If Meson cannot be installed by package manager or the manager's version is too

old, the following is contrary to Meson suggestions but has been used

successfully to install Meson with Python into a dedicated virtual environment

as well as to install `meson` in the `PATH` for use without needing to activate

that virtual environment.

```

$ /path/to/target/python -m venv ~/local/venv/meson

$ . ~/local/venv/meson/bin/activate

$ which python

$ python -m pip install --upgrade pip

$ python -m pip install meson

$ python -m pip list

$ ln -s ~/local/venv/meson/bin/meson ~/local/bin

<add ~/local/bin to PATH if desired and appropriate>

$ deactivate

$ which meson

$ meson --version

```

Note that this `meson` virtual environment is for installing **just** the Meson

build system.  Attempts to install `openbtmixing` into this virtual environment

will likely fail with an error that the `mesonbuild` module cannot be found.



## Python package

The OpenBTMixing Python package is distributed on

[PyPI](https://pypi.org/project/openbtmixing/) as a source distribution that

contains the C++ code and files needed by Meson to build the dedicated,

standalone command line tools that the package will use.  The tools are built

and installed automatically by Meson as part of executing

```

python -m pip install openbtmixing

```

By default, `pip install` does not show any of Meson's progress.  Users and

developers interested in seeing how Meson satisifies dependencies and reviewing

compiler output should pass `-v` to `pip install`.

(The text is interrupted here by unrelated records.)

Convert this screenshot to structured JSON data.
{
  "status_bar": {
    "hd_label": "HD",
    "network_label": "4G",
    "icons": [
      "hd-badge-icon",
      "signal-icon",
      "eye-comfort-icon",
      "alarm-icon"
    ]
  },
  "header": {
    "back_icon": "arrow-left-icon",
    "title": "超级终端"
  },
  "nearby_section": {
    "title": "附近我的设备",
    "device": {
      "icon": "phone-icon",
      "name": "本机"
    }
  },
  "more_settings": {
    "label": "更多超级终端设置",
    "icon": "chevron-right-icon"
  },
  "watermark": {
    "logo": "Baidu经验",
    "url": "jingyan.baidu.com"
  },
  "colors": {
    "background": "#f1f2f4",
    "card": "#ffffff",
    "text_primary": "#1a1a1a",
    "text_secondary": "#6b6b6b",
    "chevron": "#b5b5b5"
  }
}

Openbtmixing package installations can be minimally tested with

```

$ python

>>> import openbtmixing

>>> openbtmixing.__version__

'<version>'

>>> openbtmixing.test()

```



The package can also be built and installed from a clone of this repository with

```

$ cd /path/to/OpenBT/openbtmixing_pypkg

$ python -m build --sdist

$ python -m pip install -v dist/openbtmixing-<version>.tar.gz

```

where we assume that the [build](https://build.pypa.io/en/stable/index.html)

package has already been installed.



Developers can setup a virtual environment with a developer/editable mode

installation of the package with

```

$ /path/to/target/python -m venv /path/to/venv/my_venv

$ . /path/to/venv/my_venv/bin/activate

$ cd /path/to/OpenBT/openbtmixing_pypkg

$ python -m pip install -v -e .

```

In this latter case, the command line tools are built automatically and

installed at `/path/to/OpenBT/openbtmixing_pypkg/src/openbtmixing/bin`.  The

Python package is hardcoded to use those tools so that the existence of another

set of tools in the system and in `PATH` should not cause issues.



## C++ library & command line tool interface

Developers and C++ users can directly build and install the command line tools,

an OpenBTMixing library, and library tests with `tools/build_openbt_clt.sh`.

Note that these do **not** need to be built in order to use the Python package.



## R package

**TODO**: Needs to be written based on current state of affairs.



# Examples



The examples from the article "Model Mixing Using Bayesian Additive Regression Tress" are reproduced in the jupyter noteboook BART_BMM_Technometrics.ipynb. This notebook can be run locally or in a virtual environment such as google colab.